Although Gorsuch’s own spokesman confirmed his remarks, Trump responded by insisting that Blumenthal was lying and by noting that Blumenthal didn’t serve in Vietnam. And look at that squirrel over there! And then Sean Spicer insisted, in a tetchy exchange with the press, that Gorsuch’s comments about attacks on the judicial branch had absolutely nothing to do with Trump’s attacks on the judicial branch. In a vintage alternate-fact word salad special, Spicer said that Gorsuch “literally went out of his way to say I’m not commenting on a specific instance. So to take what he said about a generalization and apply it to a specific is exactly what he intended not to do.”
The crazy-like-a-fox crowd, which holds that each of Trump’s dumb moves has some secret genius purpose, posits that this has all been good news for Gorsuch. It was masterminded from on high, the theory goes, and allows the nominee to appear both independent and principled, with no cost at all to the president. I’m not sure this is right.

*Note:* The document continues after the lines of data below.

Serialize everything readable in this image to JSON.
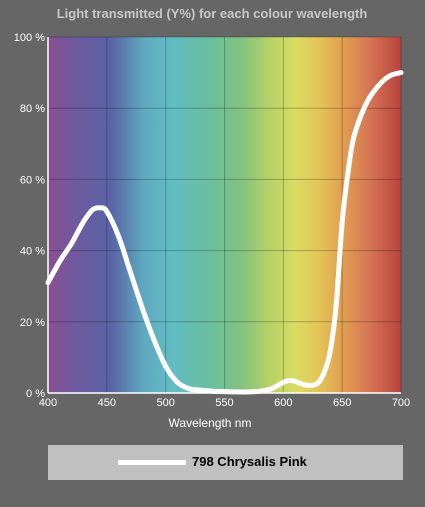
{
  "chart_data": {
    "type": "line",
    "title": "Light transmitted (Y%) for each colour wavelength",
    "xlabel": "Wavelength nm",
    "ylabel": "",
    "xlim": [
      400,
      700
    ],
    "ylim": [
      0,
      100
    ],
    "x_ticks": [
      400,
      450,
      500,
      550,
      600,
      650,
      700
    ],
    "x_tick_labels": [
      "400",
      "450",
      "500",
      "550",
      "600",
      "650",
      "700"
    ],
    "y_ticks": [
      0,
      20,
      40,
      60,
      80,
      100
    ],
    "y_tick_labels": [
      "0 %",
      "20 %",
      "40 %",
      "60 %",
      "80 %",
      "100 %"
    ],
    "grid": true,
    "legend_position": "bottom",
    "background": "visible spectrum gradient",
    "series": [
      {
        "name": "798 Chrysalis Pink",
        "color": "#ffffff",
        "x": [
          400,
          410,
          420,
          430,
          438,
          445,
          450,
          460,
          470,
          480,
          490,
          500,
          510,
          520,
          530,
          540,
          550,
          560,
          570,
          580,
          590,
          600,
          605,
          610,
          615,
          620,
          625,
          630,
          635,
          640,
          645,
          650,
          655,
          660,
          670,
          680,
          690,
          700
        ],
        "y": [
          31,
          37,
          42,
          48,
          51.5,
          52,
          51,
          44,
          34,
          24,
          15,
          7.5,
          3,
          1.2,
          0.8,
          0.5,
          0.4,
          0.3,
          0.3,
          0.5,
          1.2,
          3,
          3.5,
          3.3,
          2.6,
          2.2,
          2.2,
          3,
          6,
          12,
          25,
          48,
          62,
          72,
          81,
          86,
          89,
          90
        ]
      }
    ]
  }
}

For one thing, Trump has now tied his nominee to a larger debate about the rule of law and the role of the judiciary. That’s a debate the Senate will now take up in Gorsuch’s confirmation hearing, and one that the nominee will not be able to sidestep with claims that the issue may come before him at the Supreme Court. For another, I suspect that Gorsuch will be alarmed enough by the fact that his colleagues on the federal bench are receiving death threats and extra security details that he will find it very hard to do anything but continue to condemn the president, albeit in the mildest possible terms. To do anything less is to quite literally permit an ongoing call for reprisal against jurists who disagree with the president.
What is Trump’s grand plan here? Mostly, I continue to believe that his attacks on the judicial branch are deliberately destabilizing for their own sake and that they are deliberately politicizing a branch of government about which Gorsuch cares a good deal. Whether that is being done—as former Assistant Attorney General Jack Goldsmith has suggested—because Trump wants to lose in court or because Trump and Steve Bannon want to delegitimize the court system more generally feels immaterial. No judge will stand for it. They are well aware of the stakes here.
The president’s surrogates can mince words and dodge this mess for a long time. But as almost every judge in the country lines up in defiance to Trump’s posturing, and in fact begins to resist it for its own sake, it becomes ever harder for Neil Gorsuch to avoid wading in to this fight. At this point, staying on the sidelines during Trump’s war against the judiciary feels like an abdication of fundamental responsibilities.